This is an open question, but I'd like to particularly ask for comment from Ben (Leonis Bjornaer), Timothy Ferguson and any of the line authors that have designed books for ArM5 if I may.
Are there any rules of thumb for converting "real life" books dealing with Abilities into ArM5 books?
By this I mean:
How does one decide summae vs tractatus based on the title and ?
How do you determine how many tractati are in a collection of books/volumes / an encyclopediae by a given author? Guess?
What sets the quality (Good Teacher, Communciation Score etc)?
(I refer particularly to Timothy's reasoning in ArM5 Covenants that really only good writers (High Com, Good Teacher, exceptional score in Art or Ability really write anything that is worth copying or reading).
Is there a way of constructing some sort of rough ranking of historical figures ie. Hildegard of Bingen / Avicenna at the top, down to say Myopicus the Squiggler (Com -5, Incomprehensible etc) at the bottom?
I'd be interested in various opinions from the simple to the complex.
A tractatus is a book on a particular aspect of a subject. Whereas a summae is generally a kind of review of an entire field.
You might be able to find out what the real book is considered to be, but otherwise guess.
You might be able to find translations (or at least translations of sections) of most real, important medieval books somewhere. If your town has a university it probably has translations of most important medieval texts, and if the university has a large medieval department, it may have facsimile copies of the originals too. Just having a quick thumb through the book, should give you some idea of its depth.

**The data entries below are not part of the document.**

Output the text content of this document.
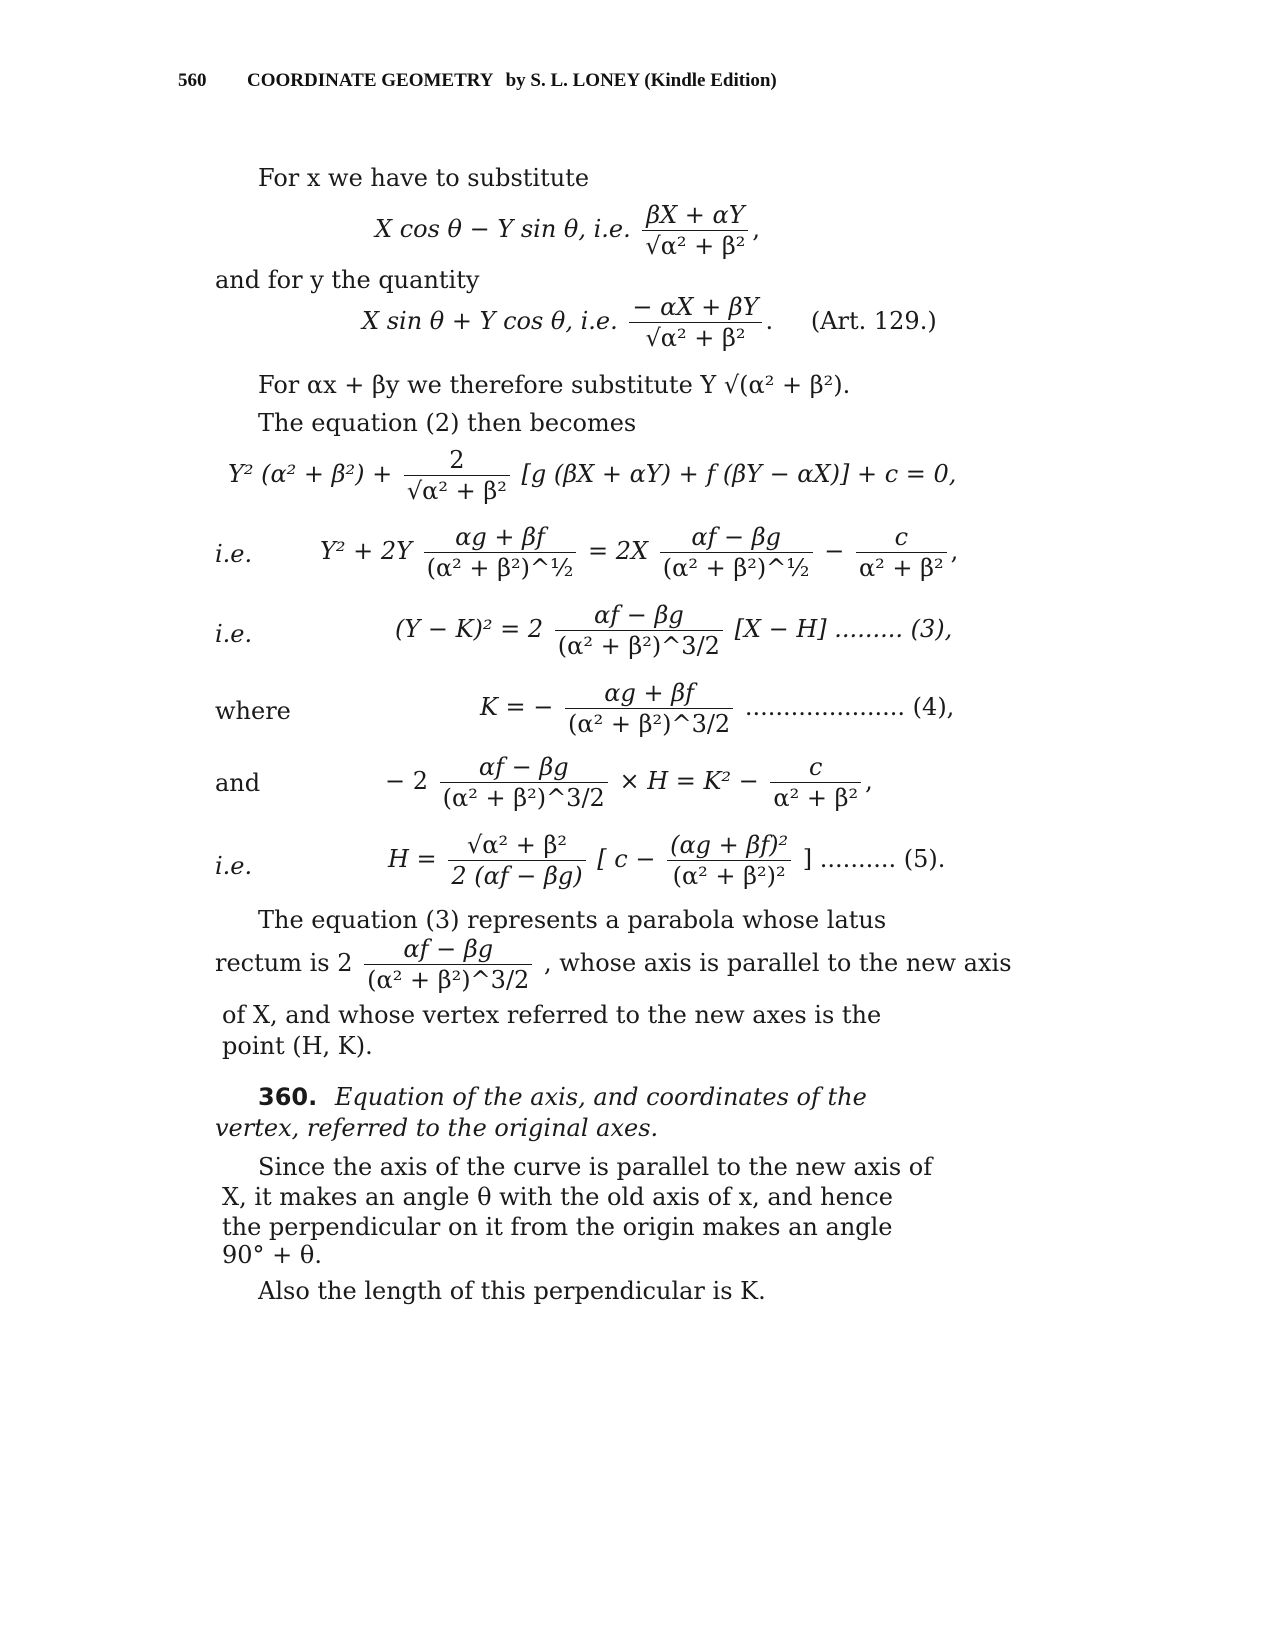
560 COORDINATE GEOMETRY by S. L. LONEY (Kindle Edition)
For x we have to substitute
X cos θ − Y sin θ, i.e. $\frac{\beta X + \alpha Y}{\text{√α² + β²}}$ ,
and for y the quantity
X sin θ + Y cos θ, i.e. $\frac{- \alpha X + \beta Y}{\text{√α² + β²}}$ . (Art. 129.)
For αx + βy we therefore substitute Y √(α² + β²).
The equation (2) then becomes
Y² $(\alpha^2 + \beta^2) + \frac{2}{\text{√α² + β²}} [g$ (βX + αY) + f (βY − αX)] + c = 0,
i.e.	$Y^2 + 2Y \frac{\alpha g + \beta f}{\text{(α² + β²)\textasciicircum{}½}} = 2X \frac{\alpha f - \beta g}{\text{(α² + β²)\textasciicircum{}½}} - \frac{c}{\text{α² + β²}}$ ,
i.e.	$(Y - K)^2 = 2 \frac{\alpha f - \beta g}{\text{(α² + β²)\textasciicircum{}3/2}} [X - H]$ ......... (3),
where	K = − $\frac{\alpha g + \beta f}{\text{(α² + β²)\textasciicircum{}3/2}}$ ..................... (4),
and	− $2 \frac{\alpha f - \beta g}{\text{(α² + β²)\textasciicircum{}3/2}} \times H = K^2 - \frac{c}{\text{α² + β²}}$ ,
i.e.	$H = \frac{\text{√α² + β²}}{2 (\alpha f - \beta g)}$ [ $c - \frac{\text{(αg + βf)²}}{\text{(α² + β²)²}}$ ] .......... (5).
The equation (3) represents a parabola whose latus
rectum is $2 \frac{\alpha f - \beta g}{\text{(α² + β²)\textasciicircum{}3/2}}$ , whose axis is parallel to the new axis
of X, and whose vertex referred to the new axes is the
point (H, K).
360. Equation of the axis, and coordinates of the
vertex, referred to the original axes.
Since the axis of the curve is parallel to the new axis of
X, it makes an angle θ with the old axis of x, and hence
the perpendicular on it from the origin makes an angle
90° + θ.
Also the length of this perpendicular is K.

There are also databases that contain electronic versions of practically every pre-modern book. Kind of like Project Gutenberg, but there are subscription based databases that are much, much more complete than it is. The libraries you have access to may have subscriptions to these databases.
I'm not sure that everyone necessarily follows that reasoning.
It's best just to set the quality at whatever works for your saga. It's probably a good bet though, that well-known authors are writing reasonably well.
On the other hand, remember that you are setting the quality for a particular copy of the book. So, it may be poorly copied (and have a lower quality than other versions) or it may be illuminated, and contain commentaries, etc (and so have a higher quality than usual).
I think I might compile an Index of the books so far (like the V&F index) and see what that looks like. Might give me an idea there and provide an interesting overview of the state of the canonical Mythic library as it were...
If the title refers to a specific subset of the Ability, then it's more likely a tractatus. If it has a more general or important-sounding title, then more likely a summa.
A book which comes in several volumes is almost certainly a single (high-level) summa. A book in only one volume is either a tractatus or a low-level summa.
Also, how many books has the author written on the subject? If only one big one, then a summa. If many, with no one book being outstanding, then they are likely tractatus.
Good Teacher should be relatively rare, perhaps only for those authors who were renowned as great teachers or communicators in their lifetime (e.g. Hildegard of Bingen). I would suggest that well-known or widely-read books would generally be written by authors with a relatively good Com. If in doubt, +2 or +3?
I think it could be a good idea to put such a list as an open download?
With or without scores, but name of book and basically what its about. Sorted after relevant Abilities it might be a very helpful tool.